At 05:24 PM 10/27/00 -0500, cliff parker wrote:

I wholeheartedly agree. Any help?

Let me take a spin with this:

Start with ten neutrons and no protons. All such critters are
fermions; you can't have more than one of them in any given state. You
can distinguish neutrons from one another by spin, but there are only two
possible spin-values. After that, you need to distinguish by position,
i.e. by what shell they're in. They go into shells more-or-less analogous
to the way electrons do it. The higher-lying shells have a lot of kinetic
energy.

Now suppose one of the high-lying neutrons gets the bright idea of changing
its isospin label, i.e. to turn into a proton (with the emission of an
electron and a neutrino).
1) This costs nothing from the strong-force point of view (the strong
force is the same between neutrons and protons in any combination,
independent of isospin).
2) For low-Z nuclides, it costs next-to-nothing from the Coulomb point
of view.
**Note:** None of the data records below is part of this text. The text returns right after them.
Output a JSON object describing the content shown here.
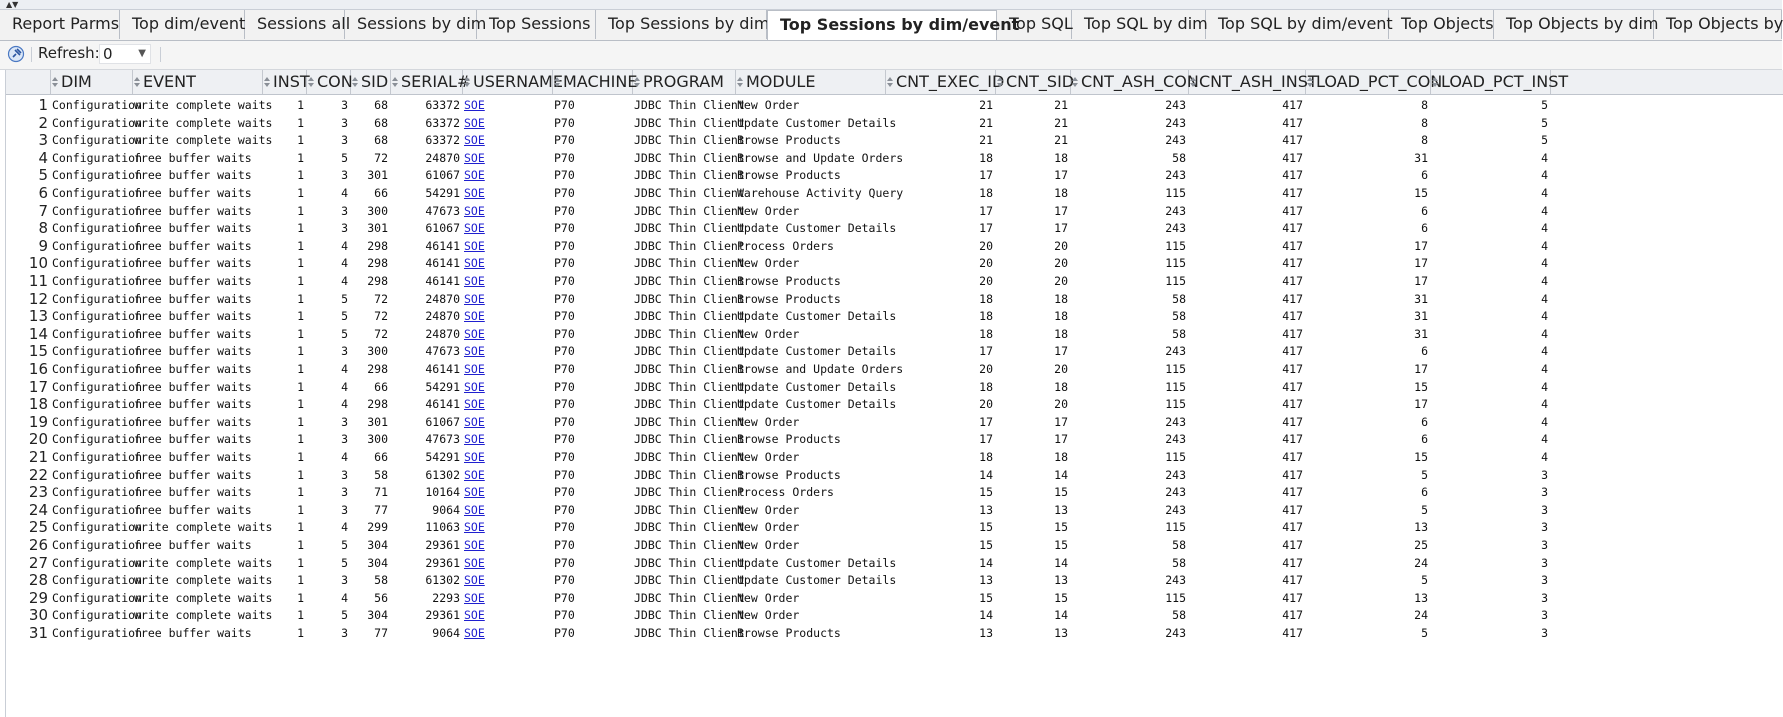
{
  "tabs": [
    {
      "label": "Report Parms",
      "active": false
    },
    {
      "label": "Top dim/event",
      "active": false
    },
    {
      "label": "Sessions all",
      "active": false
    },
    {
      "label": "Sessions by dim",
      "active": false
    },
    {
      "label": "Top Sessions",
      "active": false
    },
    {
      "label": "Top Sessions by dim",
      "active": false
    },
    {
      "label": "Top Sessions by dim/event",
      "active": true
    },
    {
      "label": "Top SQL",
      "active": false
    },
    {
      "label": "Top SQL by dim",
      "active": false
    },
    {
      "label": "Top SQL by dim/event",
      "active": false
    },
    {
      "label": "Top Objects",
      "active": false
    },
    {
      "label": "Top Objects by dim",
      "active": false
    },
    {
      "label": "Top Objects by",
      "active": false
    }
  ],
  "toolbar": {
    "refresh_label": "Refresh:",
    "refresh_value": "0"
  },
  "columns": [
    "DIM",
    "EVENT",
    "INST",
    "CON",
    "SID",
    "SERIAL#",
    "USERNAME",
    "MACHINE",
    "PROGRAM",
    "MODULE",
    "CNT_EXEC_ID",
    "CNT_SID",
    "CNT_ASH_CON",
    "CNT_ASH_INST",
    "LOAD_PCT_CON",
    "LOAD_PCT_INST"
  ],
  "rows": [
    [
      "1",
      "Configuration",
      "write complete waits",
      "1",
      "3",
      "68",
      "63372",
      "SOE",
      "P70",
      "JDBC Thin Client",
      "New Order",
      "21",
      "21",
      "243",
      "417",
      "8",
      "5"
    ],
    [
      "2",
      "Configuration",
      "write complete waits",
      "1",
      "3",
      "68",
      "63372",
      "SOE",
      "P70",
      "JDBC Thin Client",
      "Update Customer Details",
      "21",
      "21",
      "243",
      "417",
      "8",
      "5"
    ],
    [
      "3",
      "Configuration",
      "write complete waits",
      "1",
      "3",
      "68",
      "63372",
      "SOE",
      "P70",
      "JDBC Thin Client",
      "Browse Products",
      "21",
      "21",
      "243",
      "417",
      "8",
      "5"
    ],
    [
      "4",
      "Configuration",
      "free buffer waits",
      "1",
      "5",
      "72",
      "24870",
      "SOE",
      "P70",
      "JDBC Thin Client",
      "Browse and Update Orders",
      "18",
      "18",
      "58",
      "417",
      "31",
      "4"
    ],
    [
      "5",
      "Configuration",
      "free buffer waits",
      "1",
      "3",
      "301",
      "61067",
      "SOE",
      "P70",
      "JDBC Thin Client",
      "Browse Products",
      "17",
      "17",
      "243",
      "417",
      "6",
      "4"
    ],
    [
      "6",
      "Configuration",
      "free buffer waits",
      "1",
      "4",
      "66",
      "54291",
      "SOE",
      "P70",
      "JDBC Thin Client",
      "Warehouse Activity Query",
      "18",
      "18",
      "115",
      "417",
      "15",
      "4"
    ],
    [
      "7",
      "Configuration",
      "free buffer waits",
      "1",
      "3",
      "300",
      "47673",
      "SOE",
      "P70",
      "JDBC Thin Client",
      "New Order",
      "17",
      "17",
      "243",
      "417",
      "6",
      "4"
    ],
    [
      "8",
      "Configuration",
      "free buffer waits",
      "1",
      "3",
      "301",
      "61067",
      "SOE",
      "P70",
      "JDBC Thin Client",
      "Update Customer Details",
      "17",
      "17",
      "243",
      "417",
      "6",
      "4"
    ],
    [
      "9",
      "Configuration",
      "free buffer waits",
      "1",
      "4",
      "298",
      "46141",
      "SOE",
      "P70",
      "JDBC Thin Client",
      "Process Orders",
      "20",
      "20",
      "115",
      "417",
      "17",
      "4"
    ],
    [
      "10",
      "Configuration",
      "free buffer waits",
      "1",
      "4",
      "298",
      "46141",
      "SOE",
      "P70",
      "JDBC Thin Client",
      "New Order",
      "20",
      "20",
      "115",
      "417",
      "17",
      "4"
    ],
    [
      "11",
      "Configuration",
      "free buffer waits",
      "1",
      "4",
      "298",
      "46141",
      "SOE",
      "P70",
      "JDBC Thin Client",
      "Browse Products",
      "20",
      "20",
      "115",
      "417",
      "17",
      "4"
    ],
    [
      "12",
      "Configuration",
      "free buffer waits",
      "1",
      "5",
      "72",
      "24870",
      "SOE",
      "P70",
      "JDBC Thin Client",
      "Browse Products",
      "18",
      "18",
      "58",
      "417",
      "31",
      "4"
    ],
    [
      "13",
      "Configuration",
      "free buffer waits",
      "1",
      "5",
      "72",
      "24870",
      "SOE",
      "P70",
      "JDBC Thin Client",
      "Update Customer Details",
      "18",
      "18",
      "58",
      "417",
      "31",
      "4"
    ],
    [
      "14",
      "Configuration",
      "free buffer waits",
      "1",
      "5",
      "72",
      "24870",
      "SOE",
      "P70",
      "JDBC Thin Client",
      "New Order",
      "18",
      "18",
      "58",
      "417",
      "31",
      "4"
    ],
    [
      "15",
      "Configuration",
      "free buffer waits",
      "1",
      "3",
      "300",
      "47673",
      "SOE",
      "P70",
      "JDBC Thin Client",
      "Update Customer Details",
      "17",
      "17",
      "243",
      "417",
      "6",
      "4"
    ],
    [
      "16",
      "Configuration",
      "free buffer waits",
      "1",
      "4",
      "298",
      "46141",
      "SOE",
      "P70",
      "JDBC Thin Client",
      "Browse and Update Orders",
      "20",
      "20",
      "115",
      "417",
      "17",
      "4"
    ],
    [
      "17",
      "Configuration",
      "free buffer waits",
      "1",
      "4",
      "66",
      "54291",
      "SOE",
      "P70",
      "JDBC Thin Client",
      "Update Customer Details",
      "18",
      "18",
      "115",
      "417",
      "15",
      "4"
    ],
    [
      "18",
      "Configuration",
      "free buffer waits",
      "1",
      "4",
      "298",
      "46141",
      "SOE",
      "P70",
      "JDBC Thin Client",
      "Update Customer Details",
      "20",
      "20",
      "115",
      "417",
      "17",
      "4"
    ],
    [
      "19",
      "Configuration",
      "free buffer waits",
      "1",
      "3",
      "301",
      "61067",
      "SOE",
      "P70",
      "JDBC Thin Client",
      "New Order",
      "17",
      "17",
      "243",
      "417",
      "6",
      "4"
    ],
    [
      "20",
      "Configuration",
      "free buffer waits",
      "1",
      "3",
      "300",
      "47673",
      "SOE",
      "P70",
      "JDBC Thin Client",
      "Browse Products",
      "17",
      "17",
      "243",
      "417",
      "6",
      "4"
    ],
    [
      "21",
      "Configuration",
      "free buffer waits",
      "1",
      "4",
      "66",
      "54291",
      "SOE",
      "P70",
      "JDBC Thin Client",
      "New Order",
      "18",
      "18",
      "115",
      "417",
      "15",
      "4"
    ],
    [
      "22",
      "Configuration",
      "free buffer waits",
      "1",
      "3",
      "58",
      "61302",
      "SOE",
      "P70",
      "JDBC Thin Client",
      "Browse Products",
      "14",
      "14",
      "243",
      "417",
      "5",
      "3"
    ],
    [
      "23",
      "Configuration",
      "free buffer waits",
      "1",
      "3",
      "71",
      "10164",
      "SOE",
      "P70",
      "JDBC Thin Client",
      "Process Orders",
      "15",
      "15",
      "243",
      "417",
      "6",
      "3"
    ],
    [
      "24",
      "Configuration",
      "free buffer waits",
      "1",
      "3",
      "77",
      "9064",
      "SOE",
      "P70",
      "JDBC Thin Client",
      "New Order",
      "13",
      "13",
      "243",
      "417",
      "5",
      "3"
    ],
    [
      "25",
      "Configuration",
      "write complete waits",
      "1",
      "4",
      "299",
      "11063",
      "SOE",
      "P70",
      "JDBC Thin Client",
      "New Order",
      "15",
      "15",
      "115",
      "417",
      "13",
      "3"
    ],
    [
      "26",
      "Configuration",
      "free buffer waits",
      "1",
      "5",
      "304",
      "29361",
      "SOE",
      "P70",
      "JDBC Thin Client",
      "New Order",
      "15",
      "15",
      "58",
      "417",
      "25",
      "3"
    ],
    [
      "27",
      "Configuration",
      "write complete waits",
      "1",
      "5",
      "304",
      "29361",
      "SOE",
      "P70",
      "JDBC Thin Client",
      "Update Customer Details",
      "14",
      "14",
      "58",
      "417",
      "24",
      "3"
    ],
    [
      "28",
      "Configuration",
      "write complete waits",
      "1",
      "3",
      "58",
      "61302",
      "SOE",
      "P70",
      "JDBC Thin Client",
      "Update Customer Details",
      "13",
      "13",
      "243",
      "417",
      "5",
      "3"
    ],
    [
      "29",
      "Configuration",
      "write complete waits",
      "1",
      "4",
      "56",
      "2293",
      "SOE",
      "P70",
      "JDBC Thin Client",
      "New Order",
      "15",
      "15",
      "115",
      "417",
      "13",
      "3"
    ],
    [
      "30",
      "Configuration",
      "write complete waits",
      "1",
      "5",
      "304",
      "29361",
      "SOE",
      "P70",
      "JDBC Thin Client",
      "New Order",
      "14",
      "14",
      "58",
      "417",
      "24",
      "3"
    ],
    [
      "31",
      "Configuration",
      "free buffer waits",
      "1",
      "3",
      "77",
      "9064",
      "SOE",
      "P70",
      "JDBC Thin Client",
      "Browse Products",
      "13",
      "13",
      "243",
      "417",
      "5",
      "3"
    ]
  ]
}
It's only when you get up around Z=80 does Z^2 get so big that
nucleons get voted off the island (alpha decay) for Coulomb reasons.
3) It's a big win from the kinetic-energy point of view: the proton is
distinguishable from the remaining neutrons, and can plop into the lowest
shell.

At this level of detail, we have an explanation that is a lot better than
nothing (although it is far from complete). It qualitatively predicts:
*) The valley of stability should lie near Z=N, especially for low Z.
*) At higher Z, the valley should lie somewhat below Z=N, for Coulomb
reasons.
*) At some point, the valley will have a northeasternmost end, for
Coulomb reasons. In this region we find lots of alpha emitters.
*) Nuclides that are slightly northwest or southeast of the valley (a
slight Z/N mismatch) will undergo weak decay [i.e. beta emission or
electron capture]
example: http://klbproductions.com/yogi/periodic/K-pg2.html
[Note: ones with a gross mismatch can throw off nucleons as well as betas]

And as I said before:

The Encyclopedia Britannica has a nice writeup on "nuclear models" in the
ATOMS article.
... including a diagram of the valley of stability.